I like to just watch them work on a vehicle and start questioning them: “What sandpapers do you have to use here?” And, “Why do you have to use them?” And let them explain in their own words what they’ve learned and why they’re using it in this particular area.

That’s where you find the good kids. If they don’t have any idea what the grit is, if they don’t know how to feather it, they’ve got a long way to go. You know it’ll be an uphill battle training them in the shop.

But then there are other ones that will explain the whole process: how they’re going to feather this out, how they’re going to prime it and get it prepared, and how they will inspect the door handles. Once you find the ones that will actually explain it and are proud of it, you just know they’re in it to stay in it.

Then you need to find their interests and start asking them questions outside a basic evaluation. I’ll ask, “Do you have plans for staying in the business? Are any of your family members in the business? What do you like most about body repair?” Anything to strike up a conversation.

First of all, it helps them to not feel so nervous. But you also get to find out why they are in this trade, whether they plan to stay in it and what interests them. Sometimes you’ll find out that they just want to fix their car before prom. But then there are other ones that express a desire to make it their careers. Those students will fight for a job at your shop.

If they show a real drive to be in the business, we start them out under our detailers. We want them to understand the cleanliness of a vehicle is just as important and repairing it.
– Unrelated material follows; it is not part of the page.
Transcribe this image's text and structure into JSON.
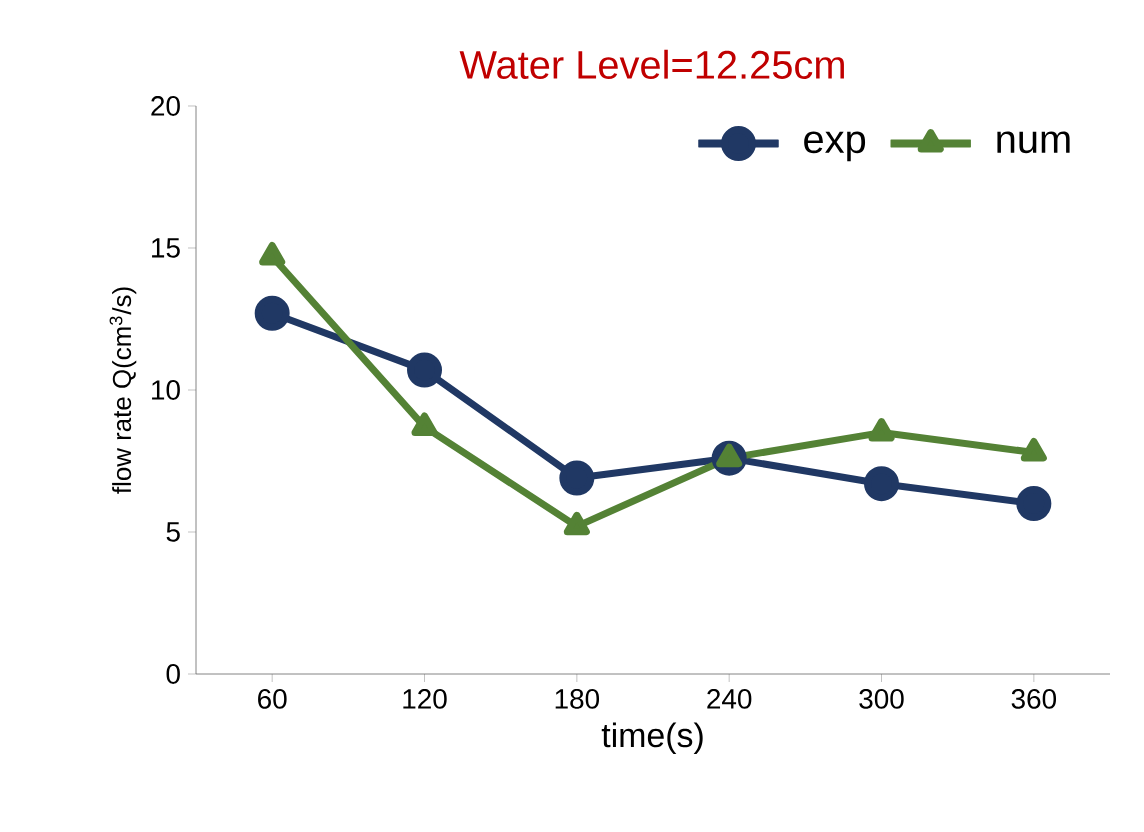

They’ll stay there for a week or two.

After that we’ll get them involved in the teardown process. We want to get the kids to buy in to the entire repair process right away. We explain the importance of cycle time and processes. It might just start with inspecting a bumper and taking the clips out and passing on the vehicle to the next tech.

They seem to enjoy being hands-on. They’re getting to really work on a vehicle, and they get to see it while it’s being repaired. They go back to school and then come back the next day to reassemble it. They get a kick out of it. They feel like they’re a part of that system, and they know right then and there if the business is right for them.